In the absence of state-provided clean drinking water, Pinkney and other activists held a water raffle in September, giving out 500 gallons of water to residents.

Reverend Edward Pinkney of Benton Harbor speaks to a group of people about the lead contamination problem in the city. Courtesy Edward Pinkney

The Lead and Copper Rule, part of the Safe Drinking Water Act, is a federal regulation that limits the concentration of these metals in drinking water. Michigan has the strongest state version of the lead and copper rule in the country after revisions were made in Flint in 2018 after the water crisis: it partially bans lead distribution pipelines, requires water utilities to pay for the entire length of the pipeline, replaces it and uses a more accurate method of testing of the water.

“If Michigan’s lead and copper rule, stronger than any other state, still allows this, then we will have serious problems with the way we handle lead and drinking water,” Roper told Grist.

The federal government is also jointly responsible.

The federal rule only requires cities to test drinking supplies every three years, and only 10 percent of households need to be tested. Cities are not required to notify the public of a lead problem until levels reach the federal 15 ppb limit, although public health experts emphasize that there is no safe amount of lead in water. And everything is based on city-wide data. So if at least 90 percent of households comply with the limit value, a water supplier complies with the regulations. If harmful concentrations of lead are found, this may trigger a necessary replacement of lead service lines, but federal regulation allows 33 years for this replacement to take place.

The EPA is currently deciding whether the lead and copper rule should be reissued or revised. During the summer, the federal agency held nationwide roundtables to gather feedback from communities. Benton Harbor was one of the cities that participated.

In addition to several changes to the federal lead and copper rule, Roper advocates a 10-year limit for replacing infrastructure and reducing breaches of lead in water from 15 ppb to 5 ppb. The EPA expects to announce the next steps before mid-December.
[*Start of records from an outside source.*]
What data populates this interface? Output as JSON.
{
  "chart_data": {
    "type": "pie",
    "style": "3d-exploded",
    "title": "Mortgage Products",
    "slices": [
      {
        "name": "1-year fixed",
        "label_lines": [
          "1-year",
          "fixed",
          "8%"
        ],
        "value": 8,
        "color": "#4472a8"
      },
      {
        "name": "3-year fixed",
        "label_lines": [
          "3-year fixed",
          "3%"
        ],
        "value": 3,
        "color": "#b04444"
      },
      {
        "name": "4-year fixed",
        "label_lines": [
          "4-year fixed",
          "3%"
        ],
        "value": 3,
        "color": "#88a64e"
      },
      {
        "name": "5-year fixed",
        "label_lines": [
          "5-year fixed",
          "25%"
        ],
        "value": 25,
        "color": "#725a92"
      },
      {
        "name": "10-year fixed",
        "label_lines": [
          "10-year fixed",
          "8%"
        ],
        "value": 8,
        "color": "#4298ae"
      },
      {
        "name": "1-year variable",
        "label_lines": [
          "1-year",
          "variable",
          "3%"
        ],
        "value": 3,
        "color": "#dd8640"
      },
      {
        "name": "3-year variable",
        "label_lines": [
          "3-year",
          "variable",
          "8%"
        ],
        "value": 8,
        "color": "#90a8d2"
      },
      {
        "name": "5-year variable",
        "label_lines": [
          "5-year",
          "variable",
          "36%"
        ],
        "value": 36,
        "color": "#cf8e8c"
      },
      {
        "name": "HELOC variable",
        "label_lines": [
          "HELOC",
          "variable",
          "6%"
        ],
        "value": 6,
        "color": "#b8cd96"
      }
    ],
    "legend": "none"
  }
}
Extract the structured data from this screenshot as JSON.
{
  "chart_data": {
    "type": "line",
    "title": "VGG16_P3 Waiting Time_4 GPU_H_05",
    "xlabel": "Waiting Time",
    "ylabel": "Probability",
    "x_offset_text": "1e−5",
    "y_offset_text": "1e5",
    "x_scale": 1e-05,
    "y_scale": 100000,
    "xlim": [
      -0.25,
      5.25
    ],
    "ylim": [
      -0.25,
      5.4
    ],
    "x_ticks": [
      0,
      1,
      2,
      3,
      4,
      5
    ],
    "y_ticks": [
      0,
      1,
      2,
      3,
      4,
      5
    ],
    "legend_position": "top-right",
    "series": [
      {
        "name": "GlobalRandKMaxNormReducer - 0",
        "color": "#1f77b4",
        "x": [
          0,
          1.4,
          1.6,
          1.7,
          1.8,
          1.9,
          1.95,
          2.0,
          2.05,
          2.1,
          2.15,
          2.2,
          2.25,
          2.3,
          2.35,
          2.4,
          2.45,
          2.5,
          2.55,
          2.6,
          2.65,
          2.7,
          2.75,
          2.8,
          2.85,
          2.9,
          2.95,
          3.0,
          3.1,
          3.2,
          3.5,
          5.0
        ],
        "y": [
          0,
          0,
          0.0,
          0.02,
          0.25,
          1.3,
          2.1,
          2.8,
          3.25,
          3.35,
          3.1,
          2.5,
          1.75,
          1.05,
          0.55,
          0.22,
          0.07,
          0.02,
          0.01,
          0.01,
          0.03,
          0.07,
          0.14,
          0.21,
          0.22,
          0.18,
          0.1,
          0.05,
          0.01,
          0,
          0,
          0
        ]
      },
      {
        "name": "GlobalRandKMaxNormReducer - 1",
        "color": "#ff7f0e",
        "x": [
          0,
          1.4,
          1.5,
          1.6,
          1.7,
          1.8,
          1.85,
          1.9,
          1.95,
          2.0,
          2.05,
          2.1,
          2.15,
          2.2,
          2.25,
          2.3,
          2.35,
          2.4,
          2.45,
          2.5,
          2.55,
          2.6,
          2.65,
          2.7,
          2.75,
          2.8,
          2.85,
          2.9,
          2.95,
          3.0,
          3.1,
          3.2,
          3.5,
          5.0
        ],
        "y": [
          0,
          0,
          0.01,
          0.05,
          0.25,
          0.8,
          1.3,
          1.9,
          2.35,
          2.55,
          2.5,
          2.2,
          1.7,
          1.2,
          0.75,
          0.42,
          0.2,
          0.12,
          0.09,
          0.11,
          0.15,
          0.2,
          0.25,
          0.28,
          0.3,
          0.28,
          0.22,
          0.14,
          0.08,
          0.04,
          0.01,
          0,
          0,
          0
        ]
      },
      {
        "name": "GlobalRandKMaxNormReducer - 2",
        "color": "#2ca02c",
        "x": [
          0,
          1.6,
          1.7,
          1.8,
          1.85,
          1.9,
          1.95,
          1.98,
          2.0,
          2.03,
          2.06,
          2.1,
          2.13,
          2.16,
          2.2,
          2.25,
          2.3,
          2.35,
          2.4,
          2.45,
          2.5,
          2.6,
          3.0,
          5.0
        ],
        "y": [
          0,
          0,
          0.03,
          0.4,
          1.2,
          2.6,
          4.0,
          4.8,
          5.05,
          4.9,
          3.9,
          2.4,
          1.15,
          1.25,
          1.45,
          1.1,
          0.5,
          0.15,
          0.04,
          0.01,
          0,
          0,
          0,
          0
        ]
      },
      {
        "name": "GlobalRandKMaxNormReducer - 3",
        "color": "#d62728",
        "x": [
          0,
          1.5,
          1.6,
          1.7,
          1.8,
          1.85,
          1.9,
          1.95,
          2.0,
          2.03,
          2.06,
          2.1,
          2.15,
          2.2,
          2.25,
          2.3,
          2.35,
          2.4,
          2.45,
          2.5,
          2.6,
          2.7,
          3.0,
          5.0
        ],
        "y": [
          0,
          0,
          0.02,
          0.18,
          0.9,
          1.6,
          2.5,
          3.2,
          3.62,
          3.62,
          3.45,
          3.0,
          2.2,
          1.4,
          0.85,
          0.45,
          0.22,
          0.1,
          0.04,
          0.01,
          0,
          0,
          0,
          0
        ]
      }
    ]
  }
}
In early September, Michigan Governor Gretchen Whitmer proposed spending federal pandemic aid money on lead line replacement – of which $ 20 million would go to Benton Harbor to replace all lines within 5 years. The proposal has yet to be passed by the country’s legislature. “It’s a process,” said Pinkney. “We can’t wait six months [Governor Whitmer] something to do. We can’t even wait another day. We have to start thinking about our children and their future and cleaning up this water – and doing that now. ”

At the federal level, the U.S. Senate passed a bipartisan infrastructure bill this month that would allocate $ 15 billion to replace lead service lines across the country. However, it is estimated that the project will cost between $ 28 billion and $ 47 billion. According to a survey conducted by the NRDC, there are up to 12 million lead service lines across the country that are or could be lead and will need to be replaced in the coming years.

“Until we have got all these lead pipes out of the ground from the curb to the inside of the house, we will continue to have major problems with lead in drinking water,” said Roper. “Any community that has these lead pipes is one mistake away from potentially having its own water crisis.”